Shakespeare has a lot to say about power and politics in his plays. These six quotes touch on what it means to be a king, the power of the law, what separates royal from common, and speaking truth to authority.
Folger Director Emerita Gail Kern Paster provides some additional insight into the context of each quote.
1. “Uneasy lies the head that wears a crown.”
The King in Henry IV, Part 2 (3.1.31)
At a time of night when most of his subjects are asleep, the king is up and busy about his affairs.
“Maybe more suffering from insomnia – really sleepless, feeling guilty,” says Paster. “The sleep which is so important (they felt and we feel) to health is not for him, alas.”
2. “My crown I am, but still my griefs are mine.

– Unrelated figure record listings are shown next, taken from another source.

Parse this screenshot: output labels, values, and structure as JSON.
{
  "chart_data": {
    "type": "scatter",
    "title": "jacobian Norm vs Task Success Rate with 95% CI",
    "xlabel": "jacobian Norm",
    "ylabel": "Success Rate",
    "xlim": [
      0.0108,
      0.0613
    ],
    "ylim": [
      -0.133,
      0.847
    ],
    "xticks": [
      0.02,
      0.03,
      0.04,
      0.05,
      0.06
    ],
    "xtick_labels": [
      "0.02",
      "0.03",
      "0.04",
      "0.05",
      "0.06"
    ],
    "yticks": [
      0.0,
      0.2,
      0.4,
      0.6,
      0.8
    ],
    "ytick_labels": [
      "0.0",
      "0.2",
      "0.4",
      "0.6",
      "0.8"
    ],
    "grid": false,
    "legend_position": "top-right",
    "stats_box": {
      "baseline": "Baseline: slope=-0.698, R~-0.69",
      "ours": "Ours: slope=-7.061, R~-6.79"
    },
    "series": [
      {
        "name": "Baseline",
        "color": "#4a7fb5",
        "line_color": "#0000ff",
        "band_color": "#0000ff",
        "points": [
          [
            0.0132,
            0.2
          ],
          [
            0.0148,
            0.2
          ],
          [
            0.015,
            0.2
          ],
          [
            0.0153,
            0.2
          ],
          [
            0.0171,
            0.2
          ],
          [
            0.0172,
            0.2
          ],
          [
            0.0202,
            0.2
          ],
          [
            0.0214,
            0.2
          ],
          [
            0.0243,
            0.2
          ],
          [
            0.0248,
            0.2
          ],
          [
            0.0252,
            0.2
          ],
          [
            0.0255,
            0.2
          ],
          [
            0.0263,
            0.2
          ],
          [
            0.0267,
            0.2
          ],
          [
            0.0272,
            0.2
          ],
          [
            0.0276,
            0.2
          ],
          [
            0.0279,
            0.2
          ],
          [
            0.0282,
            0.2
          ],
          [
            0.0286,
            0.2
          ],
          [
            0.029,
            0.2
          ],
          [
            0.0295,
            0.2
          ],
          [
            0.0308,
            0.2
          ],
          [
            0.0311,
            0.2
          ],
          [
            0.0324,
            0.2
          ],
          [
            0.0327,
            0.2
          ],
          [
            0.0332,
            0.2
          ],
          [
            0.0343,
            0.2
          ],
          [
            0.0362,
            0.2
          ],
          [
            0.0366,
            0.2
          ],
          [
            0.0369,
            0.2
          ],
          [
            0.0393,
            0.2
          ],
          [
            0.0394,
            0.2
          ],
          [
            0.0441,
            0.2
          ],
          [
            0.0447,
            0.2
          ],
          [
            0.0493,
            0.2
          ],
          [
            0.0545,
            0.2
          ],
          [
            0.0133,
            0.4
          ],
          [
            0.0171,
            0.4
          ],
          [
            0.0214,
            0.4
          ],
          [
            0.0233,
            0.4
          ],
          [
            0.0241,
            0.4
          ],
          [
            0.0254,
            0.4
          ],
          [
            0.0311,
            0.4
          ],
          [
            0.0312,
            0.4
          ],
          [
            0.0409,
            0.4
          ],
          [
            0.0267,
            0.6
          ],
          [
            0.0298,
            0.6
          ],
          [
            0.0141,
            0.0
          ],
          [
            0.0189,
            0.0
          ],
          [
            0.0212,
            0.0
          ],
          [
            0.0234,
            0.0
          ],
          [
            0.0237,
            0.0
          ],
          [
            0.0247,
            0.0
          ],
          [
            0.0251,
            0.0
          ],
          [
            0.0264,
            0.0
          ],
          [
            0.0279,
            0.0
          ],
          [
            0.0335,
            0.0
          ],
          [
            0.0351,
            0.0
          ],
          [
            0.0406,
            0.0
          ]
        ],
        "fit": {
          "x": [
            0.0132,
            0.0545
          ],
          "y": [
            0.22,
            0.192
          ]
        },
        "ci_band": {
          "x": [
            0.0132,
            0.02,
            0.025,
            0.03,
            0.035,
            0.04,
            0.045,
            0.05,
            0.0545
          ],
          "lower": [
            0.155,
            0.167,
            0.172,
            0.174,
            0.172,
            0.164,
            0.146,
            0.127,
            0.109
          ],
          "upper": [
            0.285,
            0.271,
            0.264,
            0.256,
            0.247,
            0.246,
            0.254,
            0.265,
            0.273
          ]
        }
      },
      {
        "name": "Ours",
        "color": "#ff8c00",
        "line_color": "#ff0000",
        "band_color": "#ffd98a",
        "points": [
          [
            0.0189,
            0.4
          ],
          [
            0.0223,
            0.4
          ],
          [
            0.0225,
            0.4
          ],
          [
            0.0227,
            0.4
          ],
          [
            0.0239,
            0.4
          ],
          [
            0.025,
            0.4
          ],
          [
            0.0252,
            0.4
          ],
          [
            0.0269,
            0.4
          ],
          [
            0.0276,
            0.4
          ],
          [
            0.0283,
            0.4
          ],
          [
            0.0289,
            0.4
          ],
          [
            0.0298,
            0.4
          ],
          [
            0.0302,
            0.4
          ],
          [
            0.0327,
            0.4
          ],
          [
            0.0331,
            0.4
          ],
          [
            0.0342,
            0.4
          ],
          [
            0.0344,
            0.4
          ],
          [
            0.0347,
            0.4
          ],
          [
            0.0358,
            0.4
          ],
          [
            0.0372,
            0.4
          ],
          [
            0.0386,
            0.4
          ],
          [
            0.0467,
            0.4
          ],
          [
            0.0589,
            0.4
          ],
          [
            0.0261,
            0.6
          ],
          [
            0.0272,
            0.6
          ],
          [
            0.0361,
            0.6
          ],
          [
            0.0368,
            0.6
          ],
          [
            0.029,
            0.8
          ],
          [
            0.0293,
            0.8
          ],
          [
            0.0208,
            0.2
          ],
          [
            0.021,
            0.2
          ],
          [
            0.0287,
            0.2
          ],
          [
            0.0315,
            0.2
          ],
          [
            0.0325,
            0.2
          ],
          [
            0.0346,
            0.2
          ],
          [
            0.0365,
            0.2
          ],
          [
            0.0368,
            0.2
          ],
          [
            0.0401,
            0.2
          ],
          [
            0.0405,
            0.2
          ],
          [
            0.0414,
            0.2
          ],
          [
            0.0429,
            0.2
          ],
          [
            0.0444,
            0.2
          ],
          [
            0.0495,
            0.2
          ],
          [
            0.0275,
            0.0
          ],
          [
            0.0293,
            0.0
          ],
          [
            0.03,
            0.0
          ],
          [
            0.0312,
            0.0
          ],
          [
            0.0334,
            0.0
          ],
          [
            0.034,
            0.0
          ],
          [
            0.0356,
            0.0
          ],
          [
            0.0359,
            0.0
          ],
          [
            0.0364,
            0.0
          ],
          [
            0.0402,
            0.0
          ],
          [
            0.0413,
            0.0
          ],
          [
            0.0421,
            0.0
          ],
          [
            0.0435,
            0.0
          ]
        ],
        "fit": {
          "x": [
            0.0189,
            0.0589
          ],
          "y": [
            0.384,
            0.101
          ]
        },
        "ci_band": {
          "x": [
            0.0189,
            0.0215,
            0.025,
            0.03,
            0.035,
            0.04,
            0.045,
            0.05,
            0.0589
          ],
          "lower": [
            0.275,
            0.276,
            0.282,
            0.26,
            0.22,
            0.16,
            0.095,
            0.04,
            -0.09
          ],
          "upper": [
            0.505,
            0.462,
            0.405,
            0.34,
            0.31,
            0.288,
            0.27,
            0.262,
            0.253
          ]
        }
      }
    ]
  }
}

You may my glories and my state depose but not my griefs; still am I king of those.”
King Richard in Richard II (4.1.200-203)
As Richard II speaks these words, he is handing his crown over to Bolingbroke. He may be relinquishing his power and position, but his griefs and cares remain. Watch Ben Whishaw and Rory Kinnear perform this emotional scene scene in a clip from The Hollow Crown: Richard II.
3. “I think the King is but a man, as I am. The violet smells to him as it doth to me. The element shows to him as it doth to me. All his senses have but human conditions. His ceremonies laid by, in his nakedness he appears but a man.”
King Henry in Henry V (4.1.105)
King Henry is in disguise when he speaks these words. It’s the night before a big battle, and in talking with the men in his army, he’s reminding them that the king is not immune to the fears they feel.
“The context is their cynicism, too,” says Paster, “since they expect he will let himself be taken for ransom, and they are too low to be eligible. He wants not only to insist on the common humanity but to do so because they are skeptical about the king’s motives. He has reasons for fear just as they do. The speech may remind some of the speech ‘Hath a Jew eyes’ in The Merchant of Venice, though the context is utterly different.”
4. “We must not make a scarecrow of the law, setting it up to fear the birds of prey, and let it keep one shape till custom make it their perch and not their terror.”
Angelo in Measure for Measure (2.1.1-4)
From his position of power, Angelo is arguing for strict application of the law and harsh punishment for lawbreakers.
Paster points out that Escalus—Angelo’s fellow deputy—puts the case for mercy: “Let us be keen, and rather cut a little / Than fall and bruise to death.”
Angelo doesn’t listen, and he ultimately fails to meet the law’s standards, revealing himself as a hypocrite.
5. “Th’ abuse of greatness is when it disjoins remorse from power.”
Brutus in Julius Caesar (2.1.19-20)
Brutus is mulling over Caesar’s rise to power and the calls to crown him, which Brutus views as extremely dangerous.
“He asks himself here whether Caesar would in fact be one who—if he got power—would abuse it this way,” says Paster.
6. “Think’st thou that duty shall have dread to speak when power to flattery bows? To plainness honor’s bound when majesty falls to folly.”
Kent in King Lear (1.1.164-167)
Kent is King Lear’s loyal subject and friend, so he attempts to intercede when he sees the king making rash decisions and casting off the youngest princess, Cordelia. He pays the price for his boldness when King Lear banishes him on pain of death.
“As with modern heads of state,” says Paster, “the danger comes when their subjects fear to speak truth to power, when they are surrounded by flatterers. The Elizabethans were very much aware of this danger in their great men, and the dangers of flatterers are a common theme.”